Closed xpzhang2018 closed 3 years ago
I am not really seeing the seg fault clearly in this trace.
Please could you add some more description in here about what exactly you doing. That is steps to replicate. Please also include details about your environment by running qutip.about()
Could you also send us your lapack setup:
import scipy
scipy.__config__.show()
import numpy
numpy.__config__.show()
I'm seeing the same segfault when trying to run the tests on MacOS. I'm using the following script run_tests.sh
in the qutip root folder for running the tests:
#!/usr/bin/env bash
python3 -m venv venv
./venv/bin/pip install -r requirements.txt
./venv/bin/pip install pytest matplotlib ipython
./venv/bin/python setup.py install
./venv/bin/pip freeze > test.log
./venv/bin/python -c 'import scipy; print("Scipy config:"); scipy.__config__.show()' >> test.log
./venv/bin/python -c 'import numpy; print("Numpy config:"); numpy.__config__.show()' >> test.log
(cd venv && ./bin/python -c 'from qutip.testing import run; run()' 2>&1 | tee -a ../test.log)
This results in the attached test.log
.
This is for the 4.5.1 release candidate, but I'm getting the same segfault on the current master
(01132789581821517986fad1a14ab3feec7d2de2)
Setting up the testing environment with conda
avoids the segfault, but hangs indefinitely while running the tests.
I'm using the following run_tests_conda.sh
:
#!/usr/bin/env bash
conda create -y -p venv python=3.8 'cython>=0.21' 'numpy>=1.12' 'scipy>=1.0' matplotlib ipython pytest
./venv/bin/python setup.py install
./venv/bin/pip freeze > test.log
./venv/bin/python -c 'import scipy; print("Scipy config:"); scipy.__config__.show()' >> test.log
./venv/bin/python -c 'import numpy; print("Numpy config:"); numpy.__config__.show()' >> test.log
(cd venv && ./bin/python -c 'from qutip.testing import run; run()' 2>&1 | tee -a ../test.log)

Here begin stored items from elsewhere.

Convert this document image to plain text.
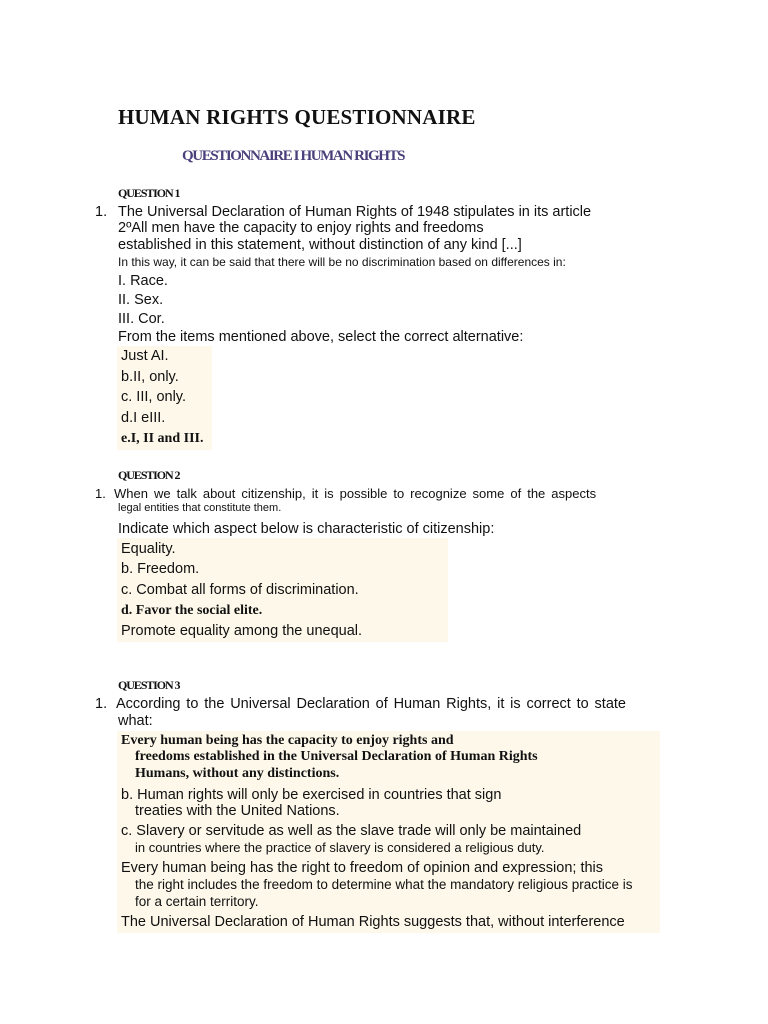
HUMAN RIGHTS QUESTIONNAIRE
QUESTIONNAIRE I HUMAN RIGHTS
QUESTION 1
1. The Universal Declaration of Human Rights of 1948 stipulates in its article
2ºAll men have the capacity to enjoy rights and freedoms
established in this statement, without distinction of any kind [...]
In this way, it can be said that there will be no discrimination based on differences in:
I. Race.
II. Sex.
III. Cor.
From the items mentioned above, select the correct alternative:
Just AI.
b.II, only.
c. III, only.
d.I eIII.
e.I, II and III.
QUESTION 2
1. When we talk about citizenship, it is possible to recognize some of the aspects
legal entities that constitute them.
Indicate which aspect below is characteristic of citizenship:
Equality.
b. Freedom.
c. Combat all forms of discrimination.
d. Favor the social elite.
Promote equality among the unequal.
QUESTION 3
1. According to the Universal Declaration of Human Rights, it is correct to state
what:
Every human being has the capacity to enjoy rights and
freedoms established in the Universal Declaration of Human Rights
Humans, without any distinctions.
b. Human rights will only be exercised in countries that sign
treaties with the United Nations.
c. Slavery or servitude as well as the slave trade will only be maintained
in countries where the practice of slavery is considered a religious duty.
Every human being has the right to freedom of opinion and expression; this
the right includes the freedom to determine what the mandatory religious practice is
for a certain territory.
The Universal Declaration of Human Rights suggests that, without interference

This produces the attached test.log
: testing hangs at test_mcsolve.py::test_MCTDFunc
For the record, the combination of conda and Python 3.7 (instead of 3.8) works:
= 629 passed, 11 skipped, 61 deselected, 2 xfailed, 906 warnings in 590.30s (0:09:50) =
If mcsolve uses multiprocessing internally, it's possible the hanging test is related to the changes in Python 3.8 to use "spawn" instead of "fork" for multiprocessing on macOS (see also https://github.com/qutip/qutip-notebooks/issues/100).
For the pip installation, the segfault occurs with both Python 3.7 and Python 3.8
Yes multiprocessing
is used by mcsolve
. If there are issues pickling function, then it will cause errors. I hope that this could be fixed with the function set_start_method
from multiprocessing
.
In the segfault case, the problematic function call lapack from cython by using scipy interface. So it could be a couple of things. On mac, there is the accelerate blas/lapack implementation which does not have the same interface, so if it links to this, then a segfault would not be surprising. But I can't say for sure.
So, in summary, this issue affects only MacOS running Python 3.8.
As it is not possible to handle seg faults (because Python crashes), then I think we should, for now, identify which tests we know will seg fault and fail them with a message to say something like "known fault with Python 3.8 on MacOS". This way the rest of the tests will complete.
We can they work on a proper fix, for which we should raise another issue. I am working on creating a MacOS test platform for myself. In the meantime, if anyone can isolate which tests will cause a seg fault, that would be great.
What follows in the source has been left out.